Bram with Expocamo’s Francisco Valle
This time, things were different. The market price was lower and there were more setbacks and pitfalls than the previous harvest. Through these unfortunate circumstances, Bram was able to further understand market dynamics at origin. He also experienced another pole of the industry, serving as a Cup of Excellence judge in Nicaragua and Honduras. Earlier this year, Bram moved from Nicaragua back to Costa Rica, where he will now manage Ally’s Central America buying from an office in San Jose.
Entering into his new role, Bram reflected on the experience he brings and the perspective with which he approaches his sourcing job.
“Now as a buyer, I am coming into the role with a very deep understanding of internal dynamics in origin countries, between the banks, the producers, the exporting companies, the fertilizer companies, the dry mills, the wet mills, and the ports. I know everything that goes into getting a coffee bean from a tree to the port.
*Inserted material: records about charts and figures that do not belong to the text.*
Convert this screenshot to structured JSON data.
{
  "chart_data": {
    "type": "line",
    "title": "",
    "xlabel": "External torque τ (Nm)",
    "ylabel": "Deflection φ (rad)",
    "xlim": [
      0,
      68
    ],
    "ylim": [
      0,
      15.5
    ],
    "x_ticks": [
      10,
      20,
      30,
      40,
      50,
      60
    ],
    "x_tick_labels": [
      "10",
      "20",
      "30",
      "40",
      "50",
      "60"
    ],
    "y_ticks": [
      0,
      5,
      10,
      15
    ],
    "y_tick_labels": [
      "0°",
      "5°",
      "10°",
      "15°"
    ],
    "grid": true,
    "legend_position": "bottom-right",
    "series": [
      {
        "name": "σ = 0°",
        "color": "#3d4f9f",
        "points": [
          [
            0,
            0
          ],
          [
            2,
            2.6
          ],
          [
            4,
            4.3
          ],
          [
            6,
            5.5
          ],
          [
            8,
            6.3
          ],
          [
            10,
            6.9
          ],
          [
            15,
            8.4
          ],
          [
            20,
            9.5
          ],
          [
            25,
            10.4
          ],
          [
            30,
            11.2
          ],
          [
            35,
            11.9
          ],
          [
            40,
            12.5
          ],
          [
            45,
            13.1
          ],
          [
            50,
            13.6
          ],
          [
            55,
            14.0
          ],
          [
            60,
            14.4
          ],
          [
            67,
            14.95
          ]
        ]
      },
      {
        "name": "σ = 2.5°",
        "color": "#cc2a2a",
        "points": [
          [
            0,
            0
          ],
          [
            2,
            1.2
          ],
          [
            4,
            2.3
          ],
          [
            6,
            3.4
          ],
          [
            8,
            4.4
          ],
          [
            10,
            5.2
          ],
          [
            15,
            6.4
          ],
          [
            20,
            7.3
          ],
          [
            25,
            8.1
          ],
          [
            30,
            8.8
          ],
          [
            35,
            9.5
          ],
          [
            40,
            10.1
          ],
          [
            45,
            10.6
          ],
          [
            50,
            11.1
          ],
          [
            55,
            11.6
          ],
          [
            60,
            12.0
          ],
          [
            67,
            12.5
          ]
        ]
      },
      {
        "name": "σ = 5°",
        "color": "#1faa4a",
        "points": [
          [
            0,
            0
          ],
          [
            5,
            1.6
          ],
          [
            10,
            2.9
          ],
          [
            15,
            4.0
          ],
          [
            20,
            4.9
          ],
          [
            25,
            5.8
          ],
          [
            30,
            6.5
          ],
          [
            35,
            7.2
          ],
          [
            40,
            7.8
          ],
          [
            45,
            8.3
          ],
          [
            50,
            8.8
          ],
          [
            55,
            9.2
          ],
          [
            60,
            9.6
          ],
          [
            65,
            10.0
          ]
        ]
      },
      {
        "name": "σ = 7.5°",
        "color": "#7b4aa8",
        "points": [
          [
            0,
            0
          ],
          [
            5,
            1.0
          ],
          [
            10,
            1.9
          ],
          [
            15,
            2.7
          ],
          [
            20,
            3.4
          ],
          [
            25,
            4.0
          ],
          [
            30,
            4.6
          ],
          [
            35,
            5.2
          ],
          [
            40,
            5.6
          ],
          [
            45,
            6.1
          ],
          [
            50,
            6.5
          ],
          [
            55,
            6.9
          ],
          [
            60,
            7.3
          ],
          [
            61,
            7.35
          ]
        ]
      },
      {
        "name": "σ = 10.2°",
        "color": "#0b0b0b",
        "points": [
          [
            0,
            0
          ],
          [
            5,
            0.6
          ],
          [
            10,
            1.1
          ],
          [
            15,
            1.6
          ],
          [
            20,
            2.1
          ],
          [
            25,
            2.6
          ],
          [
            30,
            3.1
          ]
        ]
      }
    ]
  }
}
I have seen how each step affects another step.
I also think it is very important to understand the role of money and cash flow in specialty coffee and its effects at origin. What I value most about Ally Coffee is that we pay 24 hours after receiving documents.
At Expocamo I learned that the coffee industry is not built on 86+ microlots. What I feel is most important is identifying a coffee for what it is and finding a home for that at the best price point possible. It’s about putting each coffee in the market where it belongs. The more that is aligned in the supply chain, with coffees in their appropriate markets, then that is sustainable growth on every level possible.”